Later on in the morning, as Coates was cleaning the corridor floor and Saunders sitting reading in the rest room, Rosie went into the office and stole a look at the patients’ notes lying in a heap on the desk. She had hoped to discover if there was a good reason why some of the patients like Mabel were given so little to eat. A bowl of runny porridge didn’t seem enough; even though she had no teeth she could have managed scrambled egg. But she was disappointed, there was nothing in the notes that she understood aside from a temperature chart. Dr Freed’s handwriting was illegible and Aylwood hadn’t added anything further. She came to the conclusion
that the only ones who got a decent meal were those still able to feed themselves.
There was a filing cabinet tucked into a corner and a quick try of the drawers proved it unlocked. She didn’t dare investigate it now, not until she’d discovered what Saunders was doing and his plans for the rest of the morning. So she decided to go and find him and see what she could find out. He was still in the rest room, reading the newspaper. Rosie plonked herself down beside him.
‘Have you seen this about Edmund Hillary conquering Everest?’ he asked, waving the paper excitedly at her. ‘The first man to reach the summit,’ he said as if she didn’t know, and began to read her some extracts.
Under any other circumstances Rosie would have been anxious to read all this herself and discuss it with almost anyone as she thought it was a wonderful, brave achievement. But she had much more important things on her mind today than mountaineering, and too much disgust for this man to hold an unnecessary conversation with him.

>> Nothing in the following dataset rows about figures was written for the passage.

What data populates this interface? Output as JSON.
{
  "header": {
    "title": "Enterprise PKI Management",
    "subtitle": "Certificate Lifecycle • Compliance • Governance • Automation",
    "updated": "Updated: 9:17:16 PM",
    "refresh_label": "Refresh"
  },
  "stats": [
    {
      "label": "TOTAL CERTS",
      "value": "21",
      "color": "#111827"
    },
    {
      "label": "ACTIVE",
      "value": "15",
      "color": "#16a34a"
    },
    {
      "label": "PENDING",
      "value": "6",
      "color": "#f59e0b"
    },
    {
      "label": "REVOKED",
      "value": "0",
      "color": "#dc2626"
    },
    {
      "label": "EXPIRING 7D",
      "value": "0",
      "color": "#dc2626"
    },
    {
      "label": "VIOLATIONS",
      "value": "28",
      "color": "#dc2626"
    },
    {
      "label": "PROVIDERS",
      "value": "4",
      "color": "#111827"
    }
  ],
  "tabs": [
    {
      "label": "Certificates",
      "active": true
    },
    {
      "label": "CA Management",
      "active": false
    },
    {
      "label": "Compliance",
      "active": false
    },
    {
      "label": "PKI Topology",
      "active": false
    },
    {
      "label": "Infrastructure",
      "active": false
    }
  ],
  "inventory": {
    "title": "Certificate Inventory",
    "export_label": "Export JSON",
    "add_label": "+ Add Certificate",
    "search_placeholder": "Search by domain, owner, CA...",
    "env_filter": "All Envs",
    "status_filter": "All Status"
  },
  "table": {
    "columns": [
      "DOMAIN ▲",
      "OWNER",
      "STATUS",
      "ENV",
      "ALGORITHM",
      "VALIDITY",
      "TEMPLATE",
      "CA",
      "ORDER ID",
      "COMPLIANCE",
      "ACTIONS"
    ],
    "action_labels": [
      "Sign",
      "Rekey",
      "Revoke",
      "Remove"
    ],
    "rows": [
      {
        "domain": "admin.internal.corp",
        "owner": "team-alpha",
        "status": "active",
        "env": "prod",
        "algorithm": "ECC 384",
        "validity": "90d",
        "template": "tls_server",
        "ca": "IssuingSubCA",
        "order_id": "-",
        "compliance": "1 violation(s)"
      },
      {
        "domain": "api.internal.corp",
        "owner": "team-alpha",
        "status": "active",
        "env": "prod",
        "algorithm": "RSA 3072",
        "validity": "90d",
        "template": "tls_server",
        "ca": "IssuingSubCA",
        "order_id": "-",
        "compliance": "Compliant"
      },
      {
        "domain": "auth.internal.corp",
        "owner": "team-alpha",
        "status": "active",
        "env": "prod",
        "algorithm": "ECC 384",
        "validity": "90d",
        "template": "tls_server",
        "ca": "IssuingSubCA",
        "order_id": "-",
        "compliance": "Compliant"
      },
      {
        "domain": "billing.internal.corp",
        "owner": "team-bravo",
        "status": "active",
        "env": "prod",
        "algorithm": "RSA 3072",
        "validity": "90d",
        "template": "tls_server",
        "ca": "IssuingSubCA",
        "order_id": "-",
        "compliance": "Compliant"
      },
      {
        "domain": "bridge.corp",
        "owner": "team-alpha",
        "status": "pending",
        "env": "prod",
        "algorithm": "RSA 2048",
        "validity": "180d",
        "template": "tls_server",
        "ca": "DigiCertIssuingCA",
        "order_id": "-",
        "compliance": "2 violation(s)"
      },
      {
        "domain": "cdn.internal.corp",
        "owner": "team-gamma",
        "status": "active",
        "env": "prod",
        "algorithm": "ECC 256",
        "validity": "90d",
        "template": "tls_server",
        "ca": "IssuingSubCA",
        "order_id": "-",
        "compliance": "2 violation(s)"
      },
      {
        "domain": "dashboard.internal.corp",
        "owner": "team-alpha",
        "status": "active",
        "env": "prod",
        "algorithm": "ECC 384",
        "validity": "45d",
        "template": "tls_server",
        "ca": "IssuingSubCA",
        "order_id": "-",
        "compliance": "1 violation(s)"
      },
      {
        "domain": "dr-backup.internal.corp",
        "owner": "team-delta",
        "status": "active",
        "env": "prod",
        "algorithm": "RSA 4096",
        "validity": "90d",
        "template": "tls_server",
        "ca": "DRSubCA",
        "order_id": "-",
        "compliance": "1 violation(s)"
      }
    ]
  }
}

‘What’s up?’ he asked as she began fidgeting.
‘Bored,’ she said. ‘What on earth do you do up here all day to pass the time?’
‘This,’ he said, rustling the paper. ‘I read them all, every word.’
Rosie looked sideways at him. He was such an awful-looking man, and now she knew how sadistic he was she could hardly bear to breathe the same air as him. She wondered what prompted him to work with the mentally handicapped. Was it because he was always a bully, or had the job brought that out in him?